A pall of smoke, dark, ugly, threatening, hung over a wood in which the Thirty-ninth Troop of the Boy Scouts had been spending a Saturday afternoon in camp. They had been hard at work at signal practice, semaphoring, and acquiring speed in Morse signaling with flags, which makes wireless unnecessary when there are enough signalers, covering enough ground.

The Scout camp was near the edge of the woods. Beyond its site stretched level fields, sloping gradually upward from them toward a wooded mountain. The smoke came from the mountain, and in the growing blackness over the mountain a circular ring proclaimed the spreading fire.

"Gee, that looks like some fire, Jack," said Pete Stubbs, a Tenderfoot Scout, to his chum, Jack Danby, head office-boy in the place where he and Pete both worked.

"I'm afraid it is," said Jack, looking anxiously toward it.

"I never saw one as big as that before," said Pete. "I've heard about them, but we never had one like that anywhere around here."

"We used to have pretty bad ones up at Woodleigh," returned Jack. "I don't like the looks of that fire a bit. It's burning slowly enough now, but if they don't look out, it'll get away from them and come sweeping down over the fields here."

"Say, Jack, that's right, too! I should think they'd want to be more careful there in the farmhouses. There's some of them pretty close to the edge of the woods over there."

Scout-Master Thomas Durland, who was in charge of the Troop, came up to them just then.

"Danby," he said, "take your signaling flags, and go over toward that fire. I want you to examine the situation and report if there seems to be any danger of the fire spreading to the lowlands and endangering anything there."

"Yes, sir," said Jack at once, raising his hand in the Scout salute and standing at attention as the Scout-Master, the highest officer of the Troop of Scouts, spoke to him. His hand was at his forehead, three middle fingers raised, and thumb bent over little finger.

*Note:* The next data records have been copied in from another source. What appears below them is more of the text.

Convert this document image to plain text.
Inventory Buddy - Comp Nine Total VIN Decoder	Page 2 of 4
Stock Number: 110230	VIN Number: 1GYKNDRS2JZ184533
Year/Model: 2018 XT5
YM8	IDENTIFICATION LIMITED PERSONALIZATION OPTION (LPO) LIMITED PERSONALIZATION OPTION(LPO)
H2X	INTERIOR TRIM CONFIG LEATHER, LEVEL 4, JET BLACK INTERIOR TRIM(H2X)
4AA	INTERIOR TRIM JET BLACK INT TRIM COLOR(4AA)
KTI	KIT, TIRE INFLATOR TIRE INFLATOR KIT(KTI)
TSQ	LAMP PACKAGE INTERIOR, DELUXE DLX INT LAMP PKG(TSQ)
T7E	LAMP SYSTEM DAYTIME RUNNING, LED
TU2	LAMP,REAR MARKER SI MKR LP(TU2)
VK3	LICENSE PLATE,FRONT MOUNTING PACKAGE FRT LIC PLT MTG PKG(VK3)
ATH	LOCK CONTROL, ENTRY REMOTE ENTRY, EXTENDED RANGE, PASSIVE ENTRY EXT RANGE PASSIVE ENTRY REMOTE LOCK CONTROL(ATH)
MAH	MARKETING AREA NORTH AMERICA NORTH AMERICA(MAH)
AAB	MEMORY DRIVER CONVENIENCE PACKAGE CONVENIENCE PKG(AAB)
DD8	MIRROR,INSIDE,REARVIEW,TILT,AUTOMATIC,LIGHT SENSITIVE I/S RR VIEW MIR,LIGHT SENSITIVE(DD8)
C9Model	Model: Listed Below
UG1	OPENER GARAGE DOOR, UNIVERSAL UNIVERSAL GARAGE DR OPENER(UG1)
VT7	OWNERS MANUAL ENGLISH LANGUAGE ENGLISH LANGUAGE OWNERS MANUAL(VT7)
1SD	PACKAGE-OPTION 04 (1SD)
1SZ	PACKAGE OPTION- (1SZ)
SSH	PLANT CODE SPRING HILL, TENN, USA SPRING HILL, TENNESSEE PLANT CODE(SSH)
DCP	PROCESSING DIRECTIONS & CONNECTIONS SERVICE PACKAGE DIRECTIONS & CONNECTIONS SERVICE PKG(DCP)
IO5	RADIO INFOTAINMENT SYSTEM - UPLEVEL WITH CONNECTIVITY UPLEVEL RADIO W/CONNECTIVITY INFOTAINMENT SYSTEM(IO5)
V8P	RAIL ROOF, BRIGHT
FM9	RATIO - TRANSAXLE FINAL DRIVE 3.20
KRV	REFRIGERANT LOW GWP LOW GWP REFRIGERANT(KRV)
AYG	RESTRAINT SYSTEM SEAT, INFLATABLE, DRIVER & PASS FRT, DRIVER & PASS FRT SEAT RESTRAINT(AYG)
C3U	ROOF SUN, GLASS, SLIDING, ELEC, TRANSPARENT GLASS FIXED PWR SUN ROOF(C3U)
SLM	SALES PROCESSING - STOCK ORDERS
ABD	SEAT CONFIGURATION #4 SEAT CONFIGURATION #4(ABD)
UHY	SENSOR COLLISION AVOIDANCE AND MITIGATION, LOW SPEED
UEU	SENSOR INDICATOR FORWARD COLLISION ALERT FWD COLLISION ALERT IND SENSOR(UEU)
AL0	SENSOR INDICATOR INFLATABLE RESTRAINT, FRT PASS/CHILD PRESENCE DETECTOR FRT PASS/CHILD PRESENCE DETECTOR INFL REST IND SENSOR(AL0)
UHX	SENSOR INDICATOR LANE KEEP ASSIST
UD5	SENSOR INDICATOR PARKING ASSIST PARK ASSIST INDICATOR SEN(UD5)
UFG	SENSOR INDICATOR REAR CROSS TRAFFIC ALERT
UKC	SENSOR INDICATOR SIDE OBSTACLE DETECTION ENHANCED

"Take Scout Stubbs with you," said the Scout-Master. "You may need help in examining the country over there. I don't know much about it. What we want to find out is whether the ground is bare, and so likely to resist the fire, or if it is covered with stubble and short, dry growth that will burn quickly."

"Yes, sir!"

"Look out for water, too. There may be some brooks so small that we can't see them from here. But I'm afraid not. Every brook around here seems to be dried up. The drought has been so bad that there is almost no water left. A great many springs, even, that have never failed in the memory of the oldest inhabitants, have run dry in the last month or so. The wind is blowing this way, and the fire seems to be running over from the other side of Bald Mountain there. From the looks of the smoke, there must be a lot of fire on the other side."

No more orders were needed. The two Scouts, hurrying off, went across the clear space at the Scout pace, fifty steps running, then fifty steps walking. That is a better pace for fast travelling, except very short distances, than a steady run, for it can be kept up much longer without tiring, and Boy Scouts everywhere have learned to use it....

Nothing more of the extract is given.